Jakarta · Jumat, 4 September 2026Cari
WargaKonoha

Orang Utan Sampurna Mati Usai Berjuang dari Asap Karhutla

Sampurna, seorang orang utan, meninggal setelah berjuang dari paparan asap kebakaran hutan dan lahan (Karhutla) di Ketapang, Kalimantan Barat.

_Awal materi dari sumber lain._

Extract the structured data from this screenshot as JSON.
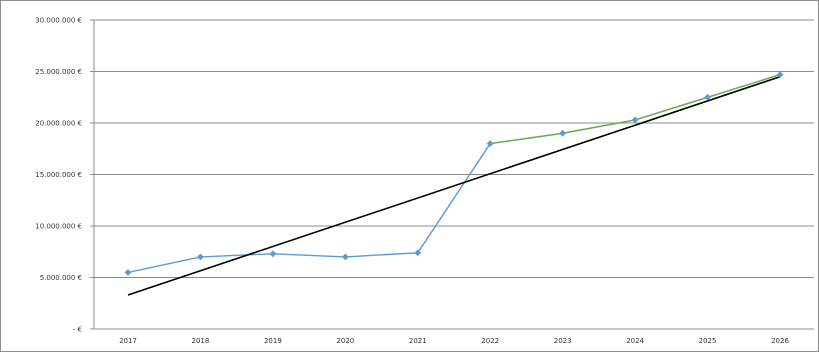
{
  "chart_data": {
    "type": "line",
    "title": "",
    "xlabel": "",
    "ylabel": "",
    "categories": [
      "2017",
      "2018",
      "2019",
      "2020",
      "2021",
      "2022",
      "2023",
      "2024",
      "2025",
      "2026"
    ],
    "y_tick_labels": [
      "-  €",
      "5.000.000 €",
      "10.000.000 €",
      "15.000.000 €",
      "20.000.000 €",
      "25.000.000 €",
      "30.000.000 €"
    ],
    "y_ticks": [
      0,
      5000000,
      10000000,
      15000000,
      20000000,
      25000000,
      30000000
    ],
    "ylim": [
      0,
      30000000
    ],
    "grid": true,
    "legend": "none",
    "series": [
      {
        "key": "actual",
        "color": "#5b9bd5",
        "marker": "diamond",
        "values": [
          5500000,
          7000000,
          7300000,
          7000000,
          7400000,
          18000000,
          19000000,
          20300000,
          22500000,
          24700000
        ]
      },
      {
        "key": "forecast",
        "color": "#70ad47",
        "marker": "none",
        "values": [
          null,
          null,
          null,
          null,
          null,
          18000000,
          19000000,
          20300000,
          22500000,
          24700000
        ]
      },
      {
        "key": "trend",
        "color": "#000000",
        "marker": "none",
        "values": [
          3300000,
          null,
          null,
          null,
          null,
          null,
          null,
          null,
          null,
          24500000
        ]
      }
    ]
  }
}
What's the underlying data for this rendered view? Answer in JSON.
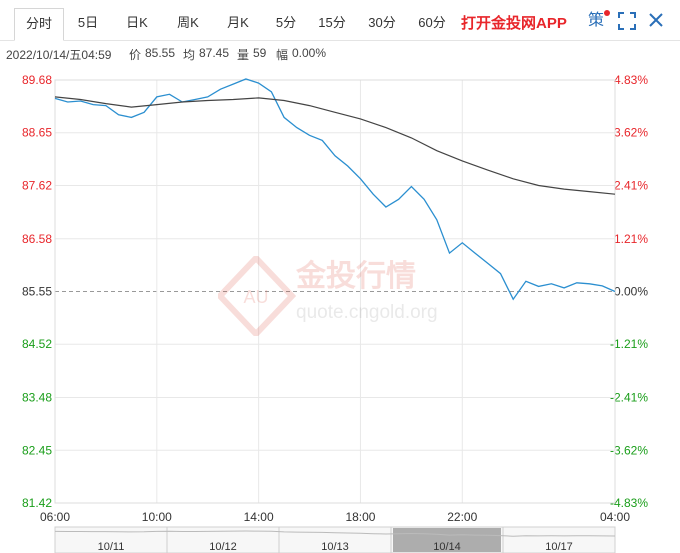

Satwa ini dilaporkan oleh masyarakat pada 30 Agustus 2026 dan segera evakuasi oleh tim BKSDA Kalimantan Barat bersama Yayasan International Animal Rescue Indonesia (YIARI). Sampurna ditemukan dalam kondisi sangat lemah dan mengalami gangguan pernapasan di Dusun Sempurna, Desa Kuala Satong, Kecamatan Matan Hilir Utara, Kabupaten Ketapang. Tim memberikan terapi oksigen dan cairan intravena, namun kondisinya terus memburuk hingga akhirnya dilakukan CPR saat mengalami henti napas. Sampurna dinyatakan mati pada pukul 15.20 WIB setelah usaha penyelamatan berlangsung sekitar tiga jam. Nekropsi dilakukan pada 1 September 2026 yang menunjukkan perubahan patologis pada paru-paru, jantung, dan ginjal. Berdasarkan hasil pemeriksaan, paparan asap diduga menyebabkan hipoksia akut yang berujung pada gangguan fungsi kardiovaskular hingga kematian. Murlan dari BKSDA menekankan pentingnya laporan masyarakat dalam upaya penyelamatan satwa liar, khususnya saat menemukan satwa yang sakit, terluka, atau terdampak kebakaran hutan.